First, That The Viceroy Had Beat Up For Volunteers At
Lima, Under Pretence Of Chastising Those Who Had Taken Possession Of The
Artillery.
Secondly, that the viceroy conducted himself with the most
inflexible rigour in carrying the regulations into effect, without
listening
To the supplications and remonstrances which had been presented
to him, and without waiting for the arrival of the judges of the royal
audience, to whom, not less than to himself, the authority had been
confided for enforcing or suspending the execution of the regulations.

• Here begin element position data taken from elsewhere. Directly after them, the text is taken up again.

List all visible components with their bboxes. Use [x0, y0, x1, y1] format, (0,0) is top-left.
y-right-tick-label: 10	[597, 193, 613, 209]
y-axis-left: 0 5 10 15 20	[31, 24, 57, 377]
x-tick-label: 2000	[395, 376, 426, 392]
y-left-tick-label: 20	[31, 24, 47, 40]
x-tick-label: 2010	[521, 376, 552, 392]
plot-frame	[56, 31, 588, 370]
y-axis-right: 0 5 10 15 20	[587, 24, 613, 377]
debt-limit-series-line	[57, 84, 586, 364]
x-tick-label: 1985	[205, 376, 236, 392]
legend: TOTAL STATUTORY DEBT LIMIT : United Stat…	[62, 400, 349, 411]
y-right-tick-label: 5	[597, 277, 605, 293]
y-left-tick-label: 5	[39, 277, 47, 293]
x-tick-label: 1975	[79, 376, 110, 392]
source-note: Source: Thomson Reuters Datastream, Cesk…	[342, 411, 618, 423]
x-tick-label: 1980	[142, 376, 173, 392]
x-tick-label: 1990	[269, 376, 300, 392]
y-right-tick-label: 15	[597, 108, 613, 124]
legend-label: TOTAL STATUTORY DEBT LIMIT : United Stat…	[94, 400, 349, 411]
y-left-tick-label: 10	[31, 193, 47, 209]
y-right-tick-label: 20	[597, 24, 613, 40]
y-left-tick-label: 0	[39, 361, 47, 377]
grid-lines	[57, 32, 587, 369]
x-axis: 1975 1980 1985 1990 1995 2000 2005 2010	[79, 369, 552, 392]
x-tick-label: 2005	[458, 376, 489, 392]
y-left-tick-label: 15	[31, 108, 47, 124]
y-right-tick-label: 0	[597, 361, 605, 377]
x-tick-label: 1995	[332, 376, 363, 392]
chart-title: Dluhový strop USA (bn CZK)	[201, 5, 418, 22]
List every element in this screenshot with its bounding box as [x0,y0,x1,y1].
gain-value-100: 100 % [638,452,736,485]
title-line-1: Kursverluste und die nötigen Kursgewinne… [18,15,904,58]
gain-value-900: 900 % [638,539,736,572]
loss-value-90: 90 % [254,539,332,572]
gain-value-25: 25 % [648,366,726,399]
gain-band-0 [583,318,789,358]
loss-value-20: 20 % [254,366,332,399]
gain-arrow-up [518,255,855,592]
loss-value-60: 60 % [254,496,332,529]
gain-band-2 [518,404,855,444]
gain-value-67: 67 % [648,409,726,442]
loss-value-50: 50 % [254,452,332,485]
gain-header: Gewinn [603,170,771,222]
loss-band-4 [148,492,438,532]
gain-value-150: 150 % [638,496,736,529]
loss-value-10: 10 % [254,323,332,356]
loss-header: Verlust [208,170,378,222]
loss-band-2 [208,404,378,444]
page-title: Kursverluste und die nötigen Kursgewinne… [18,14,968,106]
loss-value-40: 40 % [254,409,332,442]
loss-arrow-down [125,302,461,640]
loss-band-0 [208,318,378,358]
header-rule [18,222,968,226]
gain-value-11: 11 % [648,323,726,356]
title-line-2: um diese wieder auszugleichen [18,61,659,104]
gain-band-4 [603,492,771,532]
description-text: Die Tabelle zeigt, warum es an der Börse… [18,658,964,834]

Lastly, because the viceroy had been several times heard to declare that
he would put Gonzalo to death, on account of his participation in the late
civil war, and in the death of Don Diego. Some of the remonstrants were
disposed to place this measure, of escorting the procurator general by an
armed force, upon a more moderate pretext, alleging that it was necessary
for him to travel through a part of the country, in his way to Lima, where
the Inca was in arms, and that it was proper in consequence that Gonzalo
should be enabled to defend himself from the hostility of the natives.
Others talked more openly, saying that the viceroy was a person of an
obstinate and inflexible disposition, who did not confine himself within
the bounds of justice and equity, and against whom it was necessary to
have some other protection than that of the law. Some able persons among
them endeavoured to place their present conduct in a favourable light, by
drawing up a kind of manifesto, in which they endeavoured to demonstrate,
that there was nothing in their present conduct which could be considered
as derogatory to the respect which was due to the royal authority, as
justice allowed every one to repel force by force, and to defend
themselves against unjust oppression, even resisting by violence a judge
who acts unlawfully, and against the essential forms of law and justice.